Los más interesantes secretos de España son los de alcoba, ¡qué le vamos a hacer! El Rey tiene pinchado el teléfono por Obama y a buen seguro que también por Putin, porque uno de los pecados del monarca español es su pasión por el teléfono móvil -tiene dos o tres que no paran de sonar, con el berrido de un bebé en el tono- y su inagotable actividad telefónica llamando a reyes, presidentes, empresarios, ministros, amigas y amigos de todo pelaje, etcétera. Como aparezcan, en Wikileaks, las conversaciones privadas del Rey -que tanto deben divertir a Obama- con Corinna, en España se va a armar la tremolina (lo de Carlos de Gales y Camila será una broma).

Desde luego a quien Obama no le dedica ni un minuto de escucha es a Rajoy, que no dice ni pío, ni por teléfono ni en persona, salvo para pedirle a Ana Pastor que le tome la tensión. Después del Rey el teléfono más pinchado, a medias por el CNI y la NSA, debe ser el de Letizia, a la que muchos consideran objetivo concreto de la seguridad y estabilidad nacional. A nuestra Princesa de Asturias la tienen pillada -ella también pilla algo en los conciertos de rock- hasta cuando habla con las infantitas.

Y a partir de ahí imaginamos que otro que dará mucho de sí por el teléfono será Gallardón por su triple pasión por el amor, el dinero y el poder. Y por las maldades asombrosas que debe decir sobre Mariano Rajoy mientras pela langostinos con Fefé.  Desde luego, a los americanos el ministro Margallo no les interesa nada porque lo casca todo en público y a gritos, como les aburre Rubalcaba desde que se peleó con la Chacón. Artur Mas seguro que está espiado, por el encargo de Método 3, pero tampoco le sacan nada en claro porque cada día propone una cosa distinta para Cataluña y está a punto de desmoronarse y de pedir un puesto de profesor emérito en San Juan de Puerto Rico, como Ibarretxe.

Y dicho esto tenemos que añadir que, esto de la política española no le interesa a nadie en Washington, porque es muy aburrida y porque España está tiesa y aquí no hay ni un clavel. A Zapatero, es verdad, lo tenían espiado los yanquis pero desde el laboratorio de psiquiatría nacional, para estudiarlo como un caso clínico muy especial, como consta en la carpeta de ZP con el título de: José Luis Rodríguez Zapatero, inventor de la Alianza de los Melones.

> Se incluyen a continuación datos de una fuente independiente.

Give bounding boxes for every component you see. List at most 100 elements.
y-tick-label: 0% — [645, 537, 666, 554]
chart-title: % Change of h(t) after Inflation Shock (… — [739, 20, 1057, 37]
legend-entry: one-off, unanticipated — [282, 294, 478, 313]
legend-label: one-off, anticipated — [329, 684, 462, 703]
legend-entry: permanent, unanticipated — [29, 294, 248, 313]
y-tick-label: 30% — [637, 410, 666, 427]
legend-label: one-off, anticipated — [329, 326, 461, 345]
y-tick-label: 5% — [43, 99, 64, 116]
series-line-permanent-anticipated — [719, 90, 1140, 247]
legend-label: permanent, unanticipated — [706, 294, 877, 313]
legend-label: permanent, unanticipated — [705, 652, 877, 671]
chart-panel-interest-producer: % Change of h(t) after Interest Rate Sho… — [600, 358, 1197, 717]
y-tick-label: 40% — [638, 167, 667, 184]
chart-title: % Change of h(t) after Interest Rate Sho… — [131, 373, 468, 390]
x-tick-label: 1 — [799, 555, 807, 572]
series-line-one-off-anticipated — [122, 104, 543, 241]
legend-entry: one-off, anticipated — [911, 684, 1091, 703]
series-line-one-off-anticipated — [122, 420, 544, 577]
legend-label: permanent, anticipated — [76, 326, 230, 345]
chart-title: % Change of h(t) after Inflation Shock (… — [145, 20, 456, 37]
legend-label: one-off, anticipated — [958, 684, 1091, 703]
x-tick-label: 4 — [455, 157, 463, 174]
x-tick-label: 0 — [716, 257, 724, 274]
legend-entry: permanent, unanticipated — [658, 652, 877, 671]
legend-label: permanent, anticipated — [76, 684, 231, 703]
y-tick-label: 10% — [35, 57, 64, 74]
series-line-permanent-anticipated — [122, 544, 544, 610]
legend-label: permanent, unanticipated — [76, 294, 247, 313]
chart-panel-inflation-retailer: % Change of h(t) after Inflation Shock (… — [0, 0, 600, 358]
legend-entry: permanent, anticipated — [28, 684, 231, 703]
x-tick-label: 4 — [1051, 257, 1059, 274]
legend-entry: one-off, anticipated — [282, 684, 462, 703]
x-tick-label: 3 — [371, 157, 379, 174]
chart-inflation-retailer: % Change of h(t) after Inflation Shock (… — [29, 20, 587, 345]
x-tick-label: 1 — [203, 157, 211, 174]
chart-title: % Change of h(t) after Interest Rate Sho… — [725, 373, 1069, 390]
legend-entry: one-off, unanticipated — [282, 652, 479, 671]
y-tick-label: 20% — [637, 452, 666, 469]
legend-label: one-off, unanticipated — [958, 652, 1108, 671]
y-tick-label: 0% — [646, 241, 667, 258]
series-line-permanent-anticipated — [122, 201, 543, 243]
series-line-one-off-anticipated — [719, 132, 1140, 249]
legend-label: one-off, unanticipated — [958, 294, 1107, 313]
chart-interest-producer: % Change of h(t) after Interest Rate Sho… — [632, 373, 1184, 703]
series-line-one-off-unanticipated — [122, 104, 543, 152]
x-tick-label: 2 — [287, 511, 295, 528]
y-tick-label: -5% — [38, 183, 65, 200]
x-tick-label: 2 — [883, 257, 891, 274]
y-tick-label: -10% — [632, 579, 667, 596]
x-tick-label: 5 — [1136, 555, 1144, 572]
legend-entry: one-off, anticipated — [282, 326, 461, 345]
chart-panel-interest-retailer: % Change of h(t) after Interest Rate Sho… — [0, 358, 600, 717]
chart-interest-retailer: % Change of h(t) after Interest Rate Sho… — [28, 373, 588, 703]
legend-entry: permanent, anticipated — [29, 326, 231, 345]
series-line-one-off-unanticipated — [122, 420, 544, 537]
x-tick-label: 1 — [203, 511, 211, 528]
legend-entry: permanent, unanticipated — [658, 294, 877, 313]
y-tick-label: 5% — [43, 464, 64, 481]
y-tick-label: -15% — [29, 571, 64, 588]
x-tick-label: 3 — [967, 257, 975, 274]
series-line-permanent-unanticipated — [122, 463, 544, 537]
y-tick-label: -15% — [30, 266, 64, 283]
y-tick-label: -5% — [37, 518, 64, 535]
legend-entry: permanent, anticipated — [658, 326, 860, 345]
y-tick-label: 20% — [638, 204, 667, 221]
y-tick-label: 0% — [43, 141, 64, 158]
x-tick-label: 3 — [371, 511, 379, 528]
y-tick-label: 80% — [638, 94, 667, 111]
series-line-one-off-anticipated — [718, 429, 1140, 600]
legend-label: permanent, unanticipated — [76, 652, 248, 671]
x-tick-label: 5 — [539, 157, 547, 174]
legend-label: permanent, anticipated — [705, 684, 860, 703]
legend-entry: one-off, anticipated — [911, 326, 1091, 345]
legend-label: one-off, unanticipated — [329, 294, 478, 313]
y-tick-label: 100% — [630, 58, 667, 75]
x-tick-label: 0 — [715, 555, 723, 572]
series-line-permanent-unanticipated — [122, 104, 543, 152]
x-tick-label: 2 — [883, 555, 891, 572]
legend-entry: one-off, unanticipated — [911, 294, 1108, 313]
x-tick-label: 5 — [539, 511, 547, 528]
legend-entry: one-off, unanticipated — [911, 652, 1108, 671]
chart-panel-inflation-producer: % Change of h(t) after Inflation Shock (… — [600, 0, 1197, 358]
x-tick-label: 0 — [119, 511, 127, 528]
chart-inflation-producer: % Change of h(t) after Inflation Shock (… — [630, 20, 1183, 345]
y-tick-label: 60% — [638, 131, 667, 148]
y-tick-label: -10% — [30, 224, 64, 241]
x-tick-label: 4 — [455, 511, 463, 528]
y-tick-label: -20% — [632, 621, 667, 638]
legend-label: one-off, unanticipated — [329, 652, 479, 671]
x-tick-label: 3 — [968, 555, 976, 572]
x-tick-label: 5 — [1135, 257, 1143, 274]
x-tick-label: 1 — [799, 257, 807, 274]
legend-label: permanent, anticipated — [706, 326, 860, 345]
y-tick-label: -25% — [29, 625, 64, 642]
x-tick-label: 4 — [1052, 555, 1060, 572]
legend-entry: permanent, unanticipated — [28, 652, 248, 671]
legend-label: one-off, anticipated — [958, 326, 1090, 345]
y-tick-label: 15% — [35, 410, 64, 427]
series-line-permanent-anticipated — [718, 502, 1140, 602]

¿Y a Botín? Pues a Emilio Botín seguro que también lo espían, (pero los de Red Bull para adivinar cosas de Ferrari), pero apuesto que a quien prefieren espiar es a su hermano Jaime Botín, porque se ha demostrado que es el filósofo de moda en Europa. Sobre todo en lo que se refiere a la moral y ejemplaridad, especialmente en lo relativo a la transparencia accionarial y fraude a la Hacienda. Este caso ha interesado y mucho la Reserva Federal y en la SEC.

De verdad, de verdad, a quien más espía Obama en España es a Vicente del Bosque para descubrir los secretos de la Selección nacional de Fútbol. O a Ferran Adrià para adivinar su alquimia en la cocina, y puede que también a Carlos Herrera por su saber en el campo de la alimentación. Y a Pepe Oneto que es agente doble o múltiple, porque trabaja para numerosos servicios de información desde los despachos centrales de Mortadelo y Filemón.

Ahora bien, el que está cabreado como una mona porque no está en la lista oficial del espionaje americano es Pedro J., quien tras su paso a la extrema derecha, nos dice en twitter que él lo único que quiere es que Rajoy llegue a la Moncloa. No, eso no es así porque Rajoy, mal que le pese al activista de El Mundo, ya está en el palacio. En realidad al que le gustaría vivir en la Moncloa es a Pedro J. para que Obama lo considere y lo espíe también. Sobre todo porque al que no espíe Obama en España o en el mundo es que no pinta nada. Las cosas son así de sencillas, por eso al gato no hay que buscarle los tres pies.